One can only assume it’s because the producers thought the outcome was a given. That Chadwick Boseman and Viola Davis would win those awards respectively. And that would create their big climactic moment, much like “Parasite’s” win last year being prolonged by the audience in the Dolby Theatre, which created the big climactic moment.
But then, neither Boseman nor Davis won. Frances McDormand won her third Oscar for acting, which was richly deserved and then gave a 30-second speech because she’s Frances McDormand and she can do that. And then Anthony Hopkins won for “The Father” and because it’s the middle of the night in the UK and he’s in his 80s, he wasn’t there to accept. So it was just done.
If they did this just so they could end the show on Boseman and Hopkins winds up winning instead I will never stop laughing.

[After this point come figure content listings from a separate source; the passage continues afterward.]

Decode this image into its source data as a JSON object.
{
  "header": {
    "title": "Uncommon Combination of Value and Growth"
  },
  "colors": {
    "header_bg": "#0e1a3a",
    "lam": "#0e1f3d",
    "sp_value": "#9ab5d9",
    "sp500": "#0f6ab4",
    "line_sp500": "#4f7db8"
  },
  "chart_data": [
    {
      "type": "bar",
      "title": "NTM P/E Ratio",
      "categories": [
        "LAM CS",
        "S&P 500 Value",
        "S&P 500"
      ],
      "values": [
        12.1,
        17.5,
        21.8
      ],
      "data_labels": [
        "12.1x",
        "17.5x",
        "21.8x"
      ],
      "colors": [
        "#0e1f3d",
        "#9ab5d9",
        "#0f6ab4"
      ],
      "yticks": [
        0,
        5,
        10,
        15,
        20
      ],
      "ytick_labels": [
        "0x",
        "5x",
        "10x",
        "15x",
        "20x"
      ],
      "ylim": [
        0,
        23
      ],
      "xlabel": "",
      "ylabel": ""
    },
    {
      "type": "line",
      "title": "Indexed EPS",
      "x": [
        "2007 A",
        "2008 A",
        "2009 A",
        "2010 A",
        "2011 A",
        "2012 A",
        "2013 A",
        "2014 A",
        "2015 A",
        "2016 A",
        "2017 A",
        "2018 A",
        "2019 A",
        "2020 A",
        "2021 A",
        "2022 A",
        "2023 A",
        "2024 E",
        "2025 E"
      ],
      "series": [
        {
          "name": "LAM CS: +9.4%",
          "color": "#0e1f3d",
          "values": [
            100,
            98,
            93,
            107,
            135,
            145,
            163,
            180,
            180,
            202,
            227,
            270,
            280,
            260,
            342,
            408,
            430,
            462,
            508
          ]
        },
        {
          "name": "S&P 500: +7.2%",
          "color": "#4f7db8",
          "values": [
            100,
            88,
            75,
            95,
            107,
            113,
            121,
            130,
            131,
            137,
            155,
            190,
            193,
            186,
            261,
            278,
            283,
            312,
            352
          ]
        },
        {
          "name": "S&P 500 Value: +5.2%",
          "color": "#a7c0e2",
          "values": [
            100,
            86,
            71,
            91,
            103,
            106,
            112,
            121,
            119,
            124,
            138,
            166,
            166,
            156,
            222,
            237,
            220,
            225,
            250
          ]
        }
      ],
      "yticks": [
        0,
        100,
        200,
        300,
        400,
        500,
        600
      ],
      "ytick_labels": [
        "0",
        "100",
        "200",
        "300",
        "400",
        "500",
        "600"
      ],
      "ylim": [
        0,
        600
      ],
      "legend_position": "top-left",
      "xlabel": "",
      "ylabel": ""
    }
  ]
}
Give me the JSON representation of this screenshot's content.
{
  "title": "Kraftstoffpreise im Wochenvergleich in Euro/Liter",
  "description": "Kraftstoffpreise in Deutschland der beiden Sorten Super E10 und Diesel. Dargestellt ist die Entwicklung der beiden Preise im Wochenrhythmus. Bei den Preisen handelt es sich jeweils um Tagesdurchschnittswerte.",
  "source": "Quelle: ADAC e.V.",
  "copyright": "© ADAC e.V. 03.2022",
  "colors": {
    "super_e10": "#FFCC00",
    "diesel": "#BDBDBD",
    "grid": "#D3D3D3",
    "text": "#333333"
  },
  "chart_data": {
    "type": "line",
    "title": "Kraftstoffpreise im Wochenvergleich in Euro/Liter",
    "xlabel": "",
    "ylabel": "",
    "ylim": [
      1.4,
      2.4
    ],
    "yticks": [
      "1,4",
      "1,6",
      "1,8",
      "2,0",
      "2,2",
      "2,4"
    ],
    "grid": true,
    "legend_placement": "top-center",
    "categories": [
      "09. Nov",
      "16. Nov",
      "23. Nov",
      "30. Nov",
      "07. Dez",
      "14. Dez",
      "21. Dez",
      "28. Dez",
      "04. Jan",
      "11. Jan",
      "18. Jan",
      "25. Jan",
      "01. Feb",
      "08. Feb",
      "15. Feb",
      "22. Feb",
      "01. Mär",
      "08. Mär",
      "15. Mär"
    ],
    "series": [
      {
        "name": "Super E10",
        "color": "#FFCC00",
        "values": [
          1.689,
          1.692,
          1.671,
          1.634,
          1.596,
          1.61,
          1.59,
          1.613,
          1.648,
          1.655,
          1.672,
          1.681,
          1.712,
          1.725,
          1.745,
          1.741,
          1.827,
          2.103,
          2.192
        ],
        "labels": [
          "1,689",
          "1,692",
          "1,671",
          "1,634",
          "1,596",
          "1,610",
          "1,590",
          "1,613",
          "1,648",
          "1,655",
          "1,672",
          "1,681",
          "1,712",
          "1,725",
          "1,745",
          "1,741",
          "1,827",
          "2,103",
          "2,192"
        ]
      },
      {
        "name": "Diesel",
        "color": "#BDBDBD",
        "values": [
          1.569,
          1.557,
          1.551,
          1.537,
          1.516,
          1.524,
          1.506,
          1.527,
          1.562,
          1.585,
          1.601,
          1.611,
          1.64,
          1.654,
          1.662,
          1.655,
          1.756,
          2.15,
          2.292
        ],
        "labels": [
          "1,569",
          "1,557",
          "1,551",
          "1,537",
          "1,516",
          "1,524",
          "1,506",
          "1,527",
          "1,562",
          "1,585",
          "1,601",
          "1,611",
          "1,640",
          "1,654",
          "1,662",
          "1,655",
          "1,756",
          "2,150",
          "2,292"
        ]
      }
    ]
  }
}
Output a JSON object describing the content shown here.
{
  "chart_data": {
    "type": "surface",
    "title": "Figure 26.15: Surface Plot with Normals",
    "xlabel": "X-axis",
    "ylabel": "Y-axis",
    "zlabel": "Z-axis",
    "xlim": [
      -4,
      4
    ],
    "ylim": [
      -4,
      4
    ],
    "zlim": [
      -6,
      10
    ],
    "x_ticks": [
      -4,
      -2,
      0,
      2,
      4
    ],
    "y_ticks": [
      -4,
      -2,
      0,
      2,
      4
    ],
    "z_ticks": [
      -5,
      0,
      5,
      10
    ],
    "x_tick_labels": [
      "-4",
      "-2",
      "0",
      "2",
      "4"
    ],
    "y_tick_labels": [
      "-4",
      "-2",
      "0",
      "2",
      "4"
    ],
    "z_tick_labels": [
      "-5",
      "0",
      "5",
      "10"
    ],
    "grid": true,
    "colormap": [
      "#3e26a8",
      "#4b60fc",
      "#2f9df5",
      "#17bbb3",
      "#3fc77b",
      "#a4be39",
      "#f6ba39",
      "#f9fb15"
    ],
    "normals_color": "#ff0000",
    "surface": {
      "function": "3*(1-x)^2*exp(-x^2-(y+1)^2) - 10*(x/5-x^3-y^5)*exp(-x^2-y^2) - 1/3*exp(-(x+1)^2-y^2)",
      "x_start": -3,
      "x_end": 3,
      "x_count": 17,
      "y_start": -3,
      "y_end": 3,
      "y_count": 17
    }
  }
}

— Sean Burns (@SeanMBurns) April 26, 2021
It was like “lol okay bye then, I guess?” The most awkward, least dramatic, least climactic Oscars I’ve ever witnessed. They took a big gamble on assuming Boseman’s narrative would pull him through and create their moment. And they lost. So instead of ending on a high note, celebrating the historic win of “Nomadland”, it ended on a bum note and me playing the producers the world’s smallest violin.
I assumed this year would be a real celebration of the resilience of cinema given the pandemic, the altered release strategies, the changes to traditional modes of filmmaking and the fact that Soderbergh was producing gave me hope.
And for a while, I had some. Speeches weren’t being played off, people were allowed to finish saying what inspired them and who they had to thank. But ultimately, because the Oscars are a flashy marketing exercise, artistic appreciation gave way to commercial consideration. And there wasn’t sufficient credit given for one’s art by the audience. As the audience could not see what was winning, you just had to assume it was good as the camera focused on a group of awkward creatives.
I love films. I love everything about them and everything that goes into them. This year’s Oscars did not. Truly a travesty of a telecast that undermined some otherwise worthy wins and historic moments.
As Tina Fey and Amy Poehler had memorably put it during the Golden Globes a couple of months back, this all could have been done in an email.